Lawmakers Flock to Prevent Birds From Dying in Collisions With Public Buildings
Animal protection advocates in Congress have been trying for over a decade to get the government to take steps to make federal buildings more bird-friendly.
Lawmakers from across the aisle are flocking together to get the government’s landlord to take more action to prevent birds from dying crashing into public buildings.
Reps. Morgan Griffith, R-Va., and Mike Quigley, D-Ill., reintroduced a bill on Thursday that would direct the administrator of the General Services Administration to include to the extent possible, “features, practices and strategies to reduce bird fatalities resulting from collisions with public buildings for each public building constructed, acquired or of which more than 50% of the facade is substantially altered” by GSA.
In order to carry this out, the GSA administrator would have to develop a design guide that would lay out features for reducing bird fatalities throughout all phases of construction and for operation and maintenance of the buildings, such as by “installing interior, exterior and site lighting,” said the bill. The design guide would also include best practices that are recommended by federal agencies and nongovernmental organizations with expertise in bird conservation and representatives from green building certification systems.
The following buildings would be exempt: buildings or sites listed or eligible for listing on the National Register of Historic Places as well as the White House, Supreme Court and U.S. Capitol and their respective grounds. If enacted, no later than October 1 in each fiscal year, the GSA administrator would have to obtain information on compliance and report to Congress on progress.
Quigley, a member of the House Animal Protection Caucus, first introduced this bill in 2010. “When it comes to passing legislation, there is always an issue of bandwidth,” he told the American Bird Conservatory Action Fund in August 2022. “As we have seen over the past few years, the news cycle changes quickly and so does the national attention span. With that being said, it is my priority to keep this top of mind for legislators and ensure its passage.”
The American Bird Conservatory, which is a nonprofit seeking to protect wild birds in their habitats, is a big supporter of this bill.

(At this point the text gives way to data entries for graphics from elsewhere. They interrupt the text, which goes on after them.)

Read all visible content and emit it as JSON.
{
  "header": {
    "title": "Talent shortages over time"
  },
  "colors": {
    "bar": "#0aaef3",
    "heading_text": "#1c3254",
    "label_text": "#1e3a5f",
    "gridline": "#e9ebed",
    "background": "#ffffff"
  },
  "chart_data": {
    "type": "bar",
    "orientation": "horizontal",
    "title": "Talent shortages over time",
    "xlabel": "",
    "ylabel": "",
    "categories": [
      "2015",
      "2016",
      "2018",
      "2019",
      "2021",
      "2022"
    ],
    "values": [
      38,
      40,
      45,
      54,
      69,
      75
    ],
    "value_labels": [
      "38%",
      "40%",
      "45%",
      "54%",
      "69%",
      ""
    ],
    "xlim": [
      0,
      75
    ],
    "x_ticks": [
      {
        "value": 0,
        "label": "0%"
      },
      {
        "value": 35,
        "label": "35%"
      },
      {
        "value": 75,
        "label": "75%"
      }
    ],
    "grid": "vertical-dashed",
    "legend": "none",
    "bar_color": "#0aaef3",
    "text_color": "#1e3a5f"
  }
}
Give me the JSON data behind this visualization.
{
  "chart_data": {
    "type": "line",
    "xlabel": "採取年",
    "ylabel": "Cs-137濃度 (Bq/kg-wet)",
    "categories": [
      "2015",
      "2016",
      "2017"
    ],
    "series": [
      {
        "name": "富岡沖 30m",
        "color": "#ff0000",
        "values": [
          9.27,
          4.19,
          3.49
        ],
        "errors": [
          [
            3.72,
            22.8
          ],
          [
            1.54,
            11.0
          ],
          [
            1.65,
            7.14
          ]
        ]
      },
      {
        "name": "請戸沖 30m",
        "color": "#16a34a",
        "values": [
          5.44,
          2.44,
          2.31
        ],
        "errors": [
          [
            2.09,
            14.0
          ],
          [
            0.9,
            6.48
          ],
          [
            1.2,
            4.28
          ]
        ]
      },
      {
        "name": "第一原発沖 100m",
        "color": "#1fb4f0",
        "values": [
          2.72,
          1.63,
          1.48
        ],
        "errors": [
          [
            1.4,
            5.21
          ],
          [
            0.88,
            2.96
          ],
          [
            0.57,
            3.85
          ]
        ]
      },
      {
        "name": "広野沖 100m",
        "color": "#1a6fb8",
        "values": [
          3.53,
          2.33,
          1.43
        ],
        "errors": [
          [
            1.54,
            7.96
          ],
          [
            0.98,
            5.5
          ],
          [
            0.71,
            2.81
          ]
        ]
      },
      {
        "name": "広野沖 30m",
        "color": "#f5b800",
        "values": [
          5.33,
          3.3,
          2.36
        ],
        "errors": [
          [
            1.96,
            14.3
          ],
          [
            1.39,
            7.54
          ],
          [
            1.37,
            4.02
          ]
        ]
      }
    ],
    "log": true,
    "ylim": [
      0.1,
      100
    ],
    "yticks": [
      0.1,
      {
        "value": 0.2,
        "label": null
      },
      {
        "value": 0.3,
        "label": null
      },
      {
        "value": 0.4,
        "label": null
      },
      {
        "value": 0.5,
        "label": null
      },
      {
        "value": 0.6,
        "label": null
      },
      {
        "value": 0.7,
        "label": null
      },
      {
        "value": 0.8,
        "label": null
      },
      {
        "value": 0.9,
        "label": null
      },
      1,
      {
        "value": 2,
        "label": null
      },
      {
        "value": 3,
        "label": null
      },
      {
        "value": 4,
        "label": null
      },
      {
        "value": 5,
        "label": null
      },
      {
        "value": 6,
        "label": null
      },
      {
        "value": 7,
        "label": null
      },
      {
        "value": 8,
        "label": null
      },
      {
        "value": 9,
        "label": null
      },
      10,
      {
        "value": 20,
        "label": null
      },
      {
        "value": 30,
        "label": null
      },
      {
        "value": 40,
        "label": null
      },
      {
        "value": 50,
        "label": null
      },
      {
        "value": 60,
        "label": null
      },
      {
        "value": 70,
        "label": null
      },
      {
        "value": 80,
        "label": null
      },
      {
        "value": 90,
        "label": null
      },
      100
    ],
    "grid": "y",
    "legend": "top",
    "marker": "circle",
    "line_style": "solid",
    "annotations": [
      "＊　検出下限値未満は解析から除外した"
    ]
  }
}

“This is an important bill, and it has passed the House, twice,” Christine Sheppard, bird collisions campaign manager at the American Bird Conservatory, told Government Executive on Friday. Sheppard said it is “disappointing” there has not been a Republican co-sponsor in the Senate.
“Many bird-friendly design techniques — such as installing screens or grilles on windows and minimizing the use of glass on lower floors — are already used in some federal buildings to control heat and light, or for security,” and this bill would expand that, the nonprofit said in March 202l. “As many as 1 billion birds a year die in collisions with buildings in the United States alone.”
The nonprofits Animal Welfare Institute and U.S. Green Building Council have also endorsed the bill.
“Just as the federal government is a leader in sustainable, energy efficient buildings, this bill will ensure it leads in protecting birds as well, showing the private sector that there are proven, science-based and cost-effective strategies that work to reduce the risk of bird collisions,” Elizabeth Beardsley, senior policy counsel at the council, said in a statement provided to Government Executive on Friday.
GSA did not respond for comment on the bill.